No one batted an eyelid at the fight. It was just like dinner in our house.

Was Frederick really a child-molester and shirt-lifter?

But I was not to find out. At least, not yet.

‘Alcohol,’ continued the next man.

‘Alcohol.’

‘Alcohol.’

‘Drugs,’ came a woman’s voice.

Drugs! I craned my neck to get a good look at her. She was about fifty. Probably a housewife addicted to tranquillizers. Pity that, for a second I thought I might have someone to play with.

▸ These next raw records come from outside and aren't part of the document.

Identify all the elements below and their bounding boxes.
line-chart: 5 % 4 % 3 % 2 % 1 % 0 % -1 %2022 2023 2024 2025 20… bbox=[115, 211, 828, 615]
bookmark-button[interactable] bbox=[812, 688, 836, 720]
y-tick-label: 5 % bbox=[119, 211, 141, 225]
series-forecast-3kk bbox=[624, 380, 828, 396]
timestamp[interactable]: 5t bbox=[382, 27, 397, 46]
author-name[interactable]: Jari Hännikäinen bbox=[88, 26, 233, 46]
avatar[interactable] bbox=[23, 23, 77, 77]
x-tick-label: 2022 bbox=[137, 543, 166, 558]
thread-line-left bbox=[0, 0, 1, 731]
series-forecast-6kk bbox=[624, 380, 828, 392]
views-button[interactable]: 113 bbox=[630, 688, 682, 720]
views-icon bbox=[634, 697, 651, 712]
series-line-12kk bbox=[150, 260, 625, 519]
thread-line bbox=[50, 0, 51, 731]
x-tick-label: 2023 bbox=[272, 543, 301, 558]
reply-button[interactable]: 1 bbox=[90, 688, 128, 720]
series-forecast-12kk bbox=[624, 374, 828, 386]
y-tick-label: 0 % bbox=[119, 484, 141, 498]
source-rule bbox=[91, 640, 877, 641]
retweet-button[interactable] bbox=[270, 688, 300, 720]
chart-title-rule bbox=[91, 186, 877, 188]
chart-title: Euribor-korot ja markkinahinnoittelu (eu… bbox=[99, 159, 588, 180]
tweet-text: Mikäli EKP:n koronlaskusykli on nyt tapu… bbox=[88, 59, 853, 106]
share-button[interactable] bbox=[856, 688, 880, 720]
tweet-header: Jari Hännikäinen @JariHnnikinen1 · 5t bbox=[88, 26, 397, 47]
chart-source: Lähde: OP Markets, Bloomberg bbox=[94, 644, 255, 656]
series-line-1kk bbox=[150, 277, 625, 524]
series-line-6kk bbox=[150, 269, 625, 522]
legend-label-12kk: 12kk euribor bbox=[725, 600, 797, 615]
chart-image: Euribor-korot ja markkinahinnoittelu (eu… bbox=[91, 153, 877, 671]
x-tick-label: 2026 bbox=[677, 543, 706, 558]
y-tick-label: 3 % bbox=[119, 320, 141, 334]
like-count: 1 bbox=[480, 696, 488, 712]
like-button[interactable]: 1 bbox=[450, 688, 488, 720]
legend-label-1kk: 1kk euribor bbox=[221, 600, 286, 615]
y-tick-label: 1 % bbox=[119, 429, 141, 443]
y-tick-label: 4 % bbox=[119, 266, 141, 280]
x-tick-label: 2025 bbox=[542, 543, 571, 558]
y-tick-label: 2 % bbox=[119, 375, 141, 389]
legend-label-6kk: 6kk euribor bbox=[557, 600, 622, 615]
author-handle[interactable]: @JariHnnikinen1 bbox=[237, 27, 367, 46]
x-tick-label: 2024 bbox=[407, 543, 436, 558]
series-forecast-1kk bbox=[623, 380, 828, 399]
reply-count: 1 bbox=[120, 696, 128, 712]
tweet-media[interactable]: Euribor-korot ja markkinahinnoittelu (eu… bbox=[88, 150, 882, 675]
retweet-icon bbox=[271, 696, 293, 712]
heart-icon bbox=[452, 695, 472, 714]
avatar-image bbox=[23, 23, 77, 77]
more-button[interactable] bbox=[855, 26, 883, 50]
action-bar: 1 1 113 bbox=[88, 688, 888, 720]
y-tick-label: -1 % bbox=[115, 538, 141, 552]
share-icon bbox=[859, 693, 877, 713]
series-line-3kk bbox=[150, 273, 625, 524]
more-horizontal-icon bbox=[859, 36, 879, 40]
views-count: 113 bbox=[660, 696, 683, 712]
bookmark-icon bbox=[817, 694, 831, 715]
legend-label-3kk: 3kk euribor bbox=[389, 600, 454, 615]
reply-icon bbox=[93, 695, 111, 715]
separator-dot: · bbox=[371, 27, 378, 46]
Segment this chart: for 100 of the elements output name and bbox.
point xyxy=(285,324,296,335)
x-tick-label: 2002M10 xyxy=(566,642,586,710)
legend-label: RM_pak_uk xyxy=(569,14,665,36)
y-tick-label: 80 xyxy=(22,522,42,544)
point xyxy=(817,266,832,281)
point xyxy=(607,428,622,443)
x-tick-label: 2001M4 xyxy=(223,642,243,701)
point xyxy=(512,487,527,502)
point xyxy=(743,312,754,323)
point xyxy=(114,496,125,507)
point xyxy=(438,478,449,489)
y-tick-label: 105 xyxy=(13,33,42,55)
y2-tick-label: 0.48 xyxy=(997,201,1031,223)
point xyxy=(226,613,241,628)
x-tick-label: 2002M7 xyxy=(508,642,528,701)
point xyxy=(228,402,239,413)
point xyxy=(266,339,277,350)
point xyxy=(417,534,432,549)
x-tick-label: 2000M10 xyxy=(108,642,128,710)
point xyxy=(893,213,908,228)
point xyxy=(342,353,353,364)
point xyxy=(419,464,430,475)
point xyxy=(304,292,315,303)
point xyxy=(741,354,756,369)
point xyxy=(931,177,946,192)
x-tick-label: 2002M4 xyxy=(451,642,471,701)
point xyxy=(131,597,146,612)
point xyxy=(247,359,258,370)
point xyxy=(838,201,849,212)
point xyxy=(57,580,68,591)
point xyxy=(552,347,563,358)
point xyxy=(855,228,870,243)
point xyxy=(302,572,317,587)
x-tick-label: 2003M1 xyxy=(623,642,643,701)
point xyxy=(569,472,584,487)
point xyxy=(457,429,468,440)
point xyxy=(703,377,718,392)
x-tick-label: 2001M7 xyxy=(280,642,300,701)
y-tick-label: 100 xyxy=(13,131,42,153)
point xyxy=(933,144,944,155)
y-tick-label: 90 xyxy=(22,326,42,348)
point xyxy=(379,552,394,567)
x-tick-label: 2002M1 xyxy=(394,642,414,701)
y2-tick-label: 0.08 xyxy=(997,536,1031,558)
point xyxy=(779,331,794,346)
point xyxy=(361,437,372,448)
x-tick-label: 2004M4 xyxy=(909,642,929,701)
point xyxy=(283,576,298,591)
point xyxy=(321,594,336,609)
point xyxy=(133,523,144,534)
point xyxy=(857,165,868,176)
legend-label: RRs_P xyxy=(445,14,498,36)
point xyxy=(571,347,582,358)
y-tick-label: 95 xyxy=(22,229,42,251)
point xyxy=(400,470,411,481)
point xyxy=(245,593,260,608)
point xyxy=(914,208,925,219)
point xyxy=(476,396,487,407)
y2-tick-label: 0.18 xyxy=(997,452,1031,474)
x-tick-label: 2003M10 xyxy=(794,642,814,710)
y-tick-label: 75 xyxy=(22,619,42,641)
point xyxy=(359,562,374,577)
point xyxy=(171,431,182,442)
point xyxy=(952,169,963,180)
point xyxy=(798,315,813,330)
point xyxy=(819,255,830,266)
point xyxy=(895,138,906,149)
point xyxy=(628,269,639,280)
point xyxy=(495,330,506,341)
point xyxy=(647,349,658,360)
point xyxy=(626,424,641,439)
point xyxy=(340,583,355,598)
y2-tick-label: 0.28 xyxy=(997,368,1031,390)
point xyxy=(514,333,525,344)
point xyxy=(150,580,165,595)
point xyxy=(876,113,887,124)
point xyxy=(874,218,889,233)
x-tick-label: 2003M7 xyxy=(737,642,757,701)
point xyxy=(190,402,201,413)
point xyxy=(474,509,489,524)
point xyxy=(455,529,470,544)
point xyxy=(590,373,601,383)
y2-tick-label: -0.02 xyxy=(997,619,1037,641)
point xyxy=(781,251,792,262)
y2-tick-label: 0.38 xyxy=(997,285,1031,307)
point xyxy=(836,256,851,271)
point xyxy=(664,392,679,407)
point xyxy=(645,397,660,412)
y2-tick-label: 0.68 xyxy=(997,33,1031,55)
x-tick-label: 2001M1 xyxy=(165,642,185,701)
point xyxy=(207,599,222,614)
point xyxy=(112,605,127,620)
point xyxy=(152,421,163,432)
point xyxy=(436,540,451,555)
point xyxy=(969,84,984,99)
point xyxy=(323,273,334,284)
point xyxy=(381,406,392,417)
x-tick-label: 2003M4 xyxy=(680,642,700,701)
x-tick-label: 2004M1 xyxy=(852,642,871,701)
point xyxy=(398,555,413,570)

‘Drugs,’ said a man’s voice.

I got a look at him and my blood quickened perceptibly. He was young, the only person I’d seen so far who was about my age. And he was really good-looking. Well, maybe he wasn’t, but he seemed good-looking in comparison to the gang of bald, fat, undeniably unattractive – although I’m not for one moment saying that they weren’t nice people – men that the table was packed with.

‘Drugs,’ came another man’s voice. But he looked like a bit of an acid casualty. The bulgy, staring eyes and backcombed hair gave it away.

‘Alcohol.’

‘Food.’

‘Food.’

And eventually everyone had introduced themselves to me. Or at least they’d let me know what they were in for. The alcoholics outnumbered the drug addicts by about four to one and there were a couple of overeaters. But there was only one gambler, Davy. No wonder he was disappointed.